Though many Brazilians have grown used to such pronouncements from Mr. Rebelo, 58, his appointment this month as minister of science by President Dilma Rousseff is causing alarm among climate scientists and environmentalists here, a country that has been seeking to assert leadership in global climate talks.
“At first I thought this was some sort of mistake, that he was playing musical chairs and landed in the wrong chair,” said Márcio Santilli, a founder of Instituto Socioambiental, one of Brazil’s leading environmental groups. “Unfortunately, there he is, overseeing Brazilian science at a very delicate juncture when Brazil’s carbon emissions are on the rise again.”
Brazil won plaudits for lowering its annual emissions from 2004 to 2012, largely by slowing the rate of deforestation in the Amazon. But emissions jumped 7.8 percent in 2013, according to the Climate Observatory, a network of environmental organizations. Several factors were to blame, the observatory said: deforestation on the rise again, growing use of power plants that burn fossil fuels, and increased consumption of gasoline and diesel.
Ms. Rousseff, a leader of the leftist Workers Party, has been speaking strongly about the need to reduce carbon emissions around the world, raising hopes that Brazil will work harder to preserve much of its Amazon rain forest. The destruction of tropical forests is viewed as a major contributor to climate change.

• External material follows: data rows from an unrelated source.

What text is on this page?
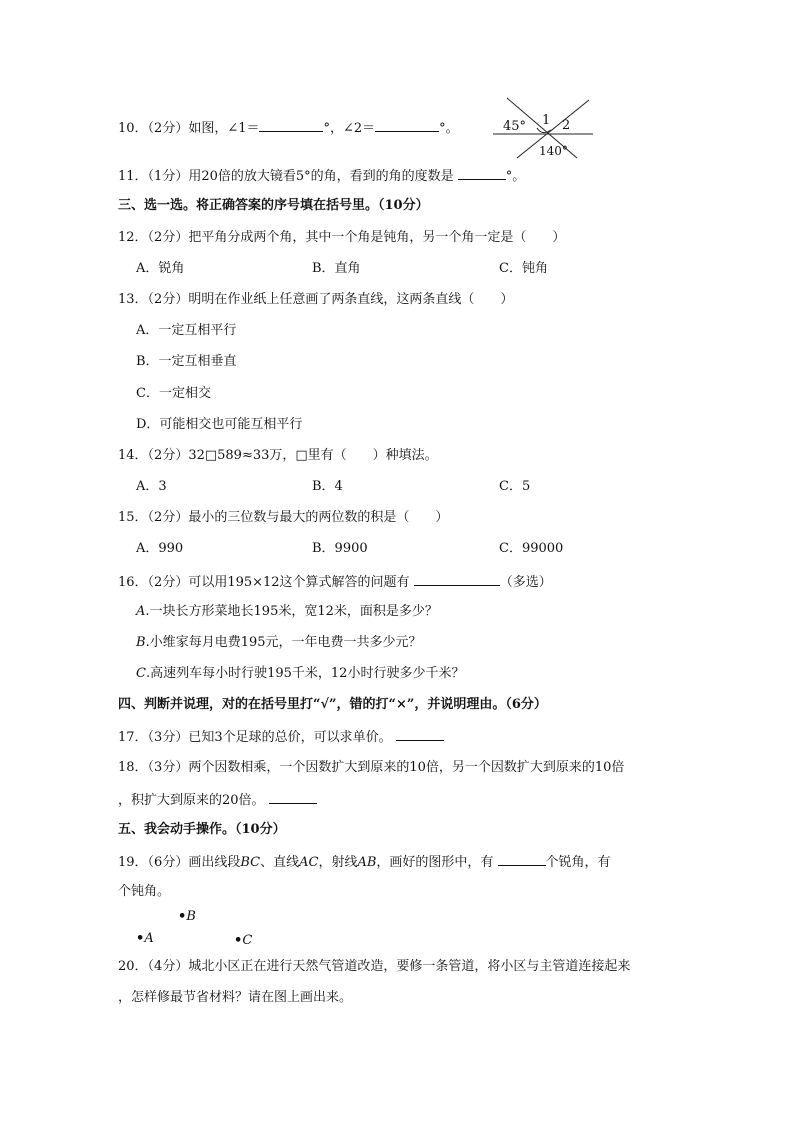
10．（2分）如图，∠1＝	°，∠2＝	°。	45° 1 2
140°
11．（1分）用20倍的放大镜看5°的角，看到的角的度数是	°。
三、选一选。将正确答案的序号填在括号里。（10分）
12．（2分）把平角分成两个角，其中一个角是钝角，另一个角一定是（　　）
A．锐角	B．直角	C．钝角
13．（2分）明明在作业纸上任意画了两条直线，这两条直线（　　）
A．一定互相平行
B．一定互相垂直
C．一定相交
D．可能相交也可能互相平行
14．（2分）32□589≈33万，□里有（　　）种填法。
A．3	B．4	C．5
15．（2分）最小的三位数与最大的两位数的积是（　　）
A．990	B．9900	C．99000
16．（2分）可以用195×12这个算式解答的问题有	（多选）
A.一块长方形菜地长195米，宽12米，面积是多少？
B.小维家每月电费195元，一年电费一共多少元？
C.高速列车每小时行驶195千米，12小时行驶多少千米？
四、判断并说理，对的在括号里打“√”，错的打“×”，并说明理由。（6分）
17．（3分）已知3个足球的总价，可以求单价。
18．（3分）两个因数相乘，一个因数扩大到原来的10倍，另一个因数扩大到原来的10倍
，积扩大到原来的20倍。
五、我会动手操作。（10分）
19．（6分）画出线段BC、直线AC，射线AB，画好的图形中，有	个锐角，有
个钝角。
•B
•A	•C
20．（4分）城北小区正在进行天然气管道改造，要修一条管道，将小区与主管道连接起来
，怎样修最节省材料？请在图上画出来。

But Mr. Rebelo’s appointment comes as some scientists are questioning Brazil’s commitment to reducing deforestation and emissions. Environmentalists have also expressed concern over Ms. Rousseff’s new minister of agriculture, Kátia Abreu, a combative supporter of industrial-scale farming who worked with Mr. Rebelo on a recent overhaul of Brazil’s forest protection laws.
“Old-line Communist Rebelo is on exactly the same page on climate science as the hardest of the hard-core Tea Partiers,” Stephan Schwartzman, director of tropical forest policy at the United States-based Environmental Defense Fund, said in a blog post.
Before the international climate talks that were held in Lima, Peru, in December, the Brazilian government said that the rate of deforestation in the Amazon had declined by 18 percent in the period from August 2013 to August 2014. But analysts said the government had tailored its announcement to exclude a recent resurgence in deforestation. Imazon, a Brazilian institute that uses satellite imagery to track the issue, saw a fourfold increase in November compared with the same month in 2013.
Mr. Rebelo, who was sports minister during Ms. Rousseff’s first term as president, has not distanced himself from his earlier statements about climate science, including his assertion that “there is no scientific proof of the projections of global warming, much less that it is occurring because of human action.”
But in a speech last week at his swearing-in ceremony, he said the science ministry would be guided by the government’s established positions on climate change. “The controversy in relation to global warming exists independent of my view,” he told reporters. “I follow the debate, as is my duty as a public figure.”